Mientras comía hizo un cálculo. No tenía reloj, pero sabía calcular con mucha aproximación las distancias y las horas contando los pasos. En sus andanzas por los montes de Tineo y Narcea, y luego por el valle de Constanza, había caminado entre tres y cuatro kilómetros a la hora. Por tanto, llevaba recorridos unos treinta y cinco al día, tirando por lo bajo. O puede que treinta, qué más daba. Significaba haber dejado atrás no solo la provincia de La Vega sino mucho de la de San Juan. La muestra de ello podía ser el aguacatero que no se daba en la flora asilvestrada de Constanza por las bajas temperaturas, aunque sí los había visto en los patios de algunas casas como árbol de sombra.

Notó una sensación jamás tenida. Supuso que sería una señal de la lógica debilidad que le sobrevendría. Se acomodó y se durmió al instante.

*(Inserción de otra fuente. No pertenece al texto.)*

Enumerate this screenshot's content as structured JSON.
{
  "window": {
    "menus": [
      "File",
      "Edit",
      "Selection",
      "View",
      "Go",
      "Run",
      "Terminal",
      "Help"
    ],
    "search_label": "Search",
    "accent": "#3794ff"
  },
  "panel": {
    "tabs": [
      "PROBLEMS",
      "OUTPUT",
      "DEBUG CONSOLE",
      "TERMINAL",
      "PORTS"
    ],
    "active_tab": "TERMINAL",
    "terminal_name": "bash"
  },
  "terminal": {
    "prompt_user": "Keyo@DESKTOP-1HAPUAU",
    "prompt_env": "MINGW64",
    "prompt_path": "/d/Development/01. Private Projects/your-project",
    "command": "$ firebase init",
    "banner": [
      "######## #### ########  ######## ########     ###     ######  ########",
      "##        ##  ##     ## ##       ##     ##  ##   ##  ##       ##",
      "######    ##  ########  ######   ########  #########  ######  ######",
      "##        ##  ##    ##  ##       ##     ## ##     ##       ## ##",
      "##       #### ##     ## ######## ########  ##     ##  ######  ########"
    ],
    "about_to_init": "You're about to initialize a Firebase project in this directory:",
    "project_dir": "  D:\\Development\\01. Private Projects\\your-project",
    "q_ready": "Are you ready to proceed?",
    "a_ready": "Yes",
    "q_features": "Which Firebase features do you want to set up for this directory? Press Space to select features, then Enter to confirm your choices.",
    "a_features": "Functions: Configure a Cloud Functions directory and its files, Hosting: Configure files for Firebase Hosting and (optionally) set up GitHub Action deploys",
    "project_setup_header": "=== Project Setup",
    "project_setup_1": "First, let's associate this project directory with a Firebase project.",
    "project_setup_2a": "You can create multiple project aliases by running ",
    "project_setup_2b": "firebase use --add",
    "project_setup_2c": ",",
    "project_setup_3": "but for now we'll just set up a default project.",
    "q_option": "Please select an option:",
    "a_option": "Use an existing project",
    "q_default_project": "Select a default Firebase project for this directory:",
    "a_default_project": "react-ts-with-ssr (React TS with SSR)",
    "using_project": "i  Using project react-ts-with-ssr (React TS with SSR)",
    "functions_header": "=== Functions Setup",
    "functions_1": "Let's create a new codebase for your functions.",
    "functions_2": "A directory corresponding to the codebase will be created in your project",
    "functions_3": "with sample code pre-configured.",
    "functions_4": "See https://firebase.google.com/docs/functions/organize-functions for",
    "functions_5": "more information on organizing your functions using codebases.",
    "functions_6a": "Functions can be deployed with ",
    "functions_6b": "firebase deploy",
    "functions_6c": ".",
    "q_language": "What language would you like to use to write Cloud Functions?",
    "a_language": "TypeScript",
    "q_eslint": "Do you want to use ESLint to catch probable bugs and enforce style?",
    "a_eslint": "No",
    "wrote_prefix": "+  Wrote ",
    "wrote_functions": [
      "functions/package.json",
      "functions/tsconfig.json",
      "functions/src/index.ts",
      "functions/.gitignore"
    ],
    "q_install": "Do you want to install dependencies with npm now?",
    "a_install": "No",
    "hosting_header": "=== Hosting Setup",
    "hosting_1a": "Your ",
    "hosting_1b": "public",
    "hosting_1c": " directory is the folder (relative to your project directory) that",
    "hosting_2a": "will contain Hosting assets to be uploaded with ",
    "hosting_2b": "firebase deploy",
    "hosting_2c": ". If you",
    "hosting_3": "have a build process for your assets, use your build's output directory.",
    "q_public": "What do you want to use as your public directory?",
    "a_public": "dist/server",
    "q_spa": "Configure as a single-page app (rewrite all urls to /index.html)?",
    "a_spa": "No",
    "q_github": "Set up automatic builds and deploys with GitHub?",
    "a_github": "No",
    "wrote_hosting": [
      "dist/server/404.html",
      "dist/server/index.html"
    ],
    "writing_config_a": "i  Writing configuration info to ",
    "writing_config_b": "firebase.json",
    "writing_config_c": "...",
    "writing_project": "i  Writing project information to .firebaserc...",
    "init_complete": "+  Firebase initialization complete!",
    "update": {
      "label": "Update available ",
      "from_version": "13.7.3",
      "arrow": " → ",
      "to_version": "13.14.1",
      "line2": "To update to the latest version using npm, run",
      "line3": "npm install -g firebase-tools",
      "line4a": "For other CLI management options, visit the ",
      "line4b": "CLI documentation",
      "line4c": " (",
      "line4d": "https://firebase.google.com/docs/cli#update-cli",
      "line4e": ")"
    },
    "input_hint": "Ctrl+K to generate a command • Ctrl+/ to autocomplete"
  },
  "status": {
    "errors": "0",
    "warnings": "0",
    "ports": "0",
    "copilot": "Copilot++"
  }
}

Los sonidos de la noche, distintos de los del día, le despertaron. Había dormido sin sobresaltos más de diez horas. De un tirón. Aguzó los oídos. Ningún rumor de gentes. Cortó nuevas tiras de una de las camisas quitadas a los soldados que mató el primer día. Se envolvió los pies, asegurando los vendajes. Las abarcas no le produjeron los pinchazos que al llegar. Guardó las tiras usadas junto a las cáscaras de aguacates para no dejar pistas y se puso en pie. Se encontró bien. El descanso le había fortalecido. Retomó la andadura. Al poco llegó a un claro. Se asomó entre los árboles. Una carretera, más bien vereda, cruzaba de norte a sur. Avanzó sigiloso mientras oía un rumor de aguas. Un río con orillas desguarnecidas. Había cruzado antes el Grande, el Yaque del Sur y el Mijo, además de varios arroyuelos. Este bajaba con ruido, por lo que dedujo sería uno de los importantes. Miró el plano. Era el San Juan, que mucho más abajo se unía al Yaque del Sur. Estaba más o menos a la mitad de camino. Había avanzado menos de lo calculado. Le quedarían unos cien kilómetros para llegar al borde. Miró a ambos lados. Unas luces a lo lejos indicaban zonas habitadas. Por la situación podrían ser Hato Nuevo y La Maguana. Se quitó las abarcas y las tiras. Cruzó y siguió descalzo hasta alcanzar otra arboleda. Tomó un breve descanso mientras sus pies se secaban. Se calzó y continuó la marcha. Tenía que sobrevivir, alcanzar la frontera y allí establecer un plan para volver y recuperar lo mucho que había dejado atrás. Su ira estaba apagada, no la necesidad de ajustar cuentas, aunque no sabía cómo ni contra quién. Pero al mismo tiempo notaba una disfunción desalentadora. Como si algo hubiera quebrado en su interior y nunca pudiera restaurarse.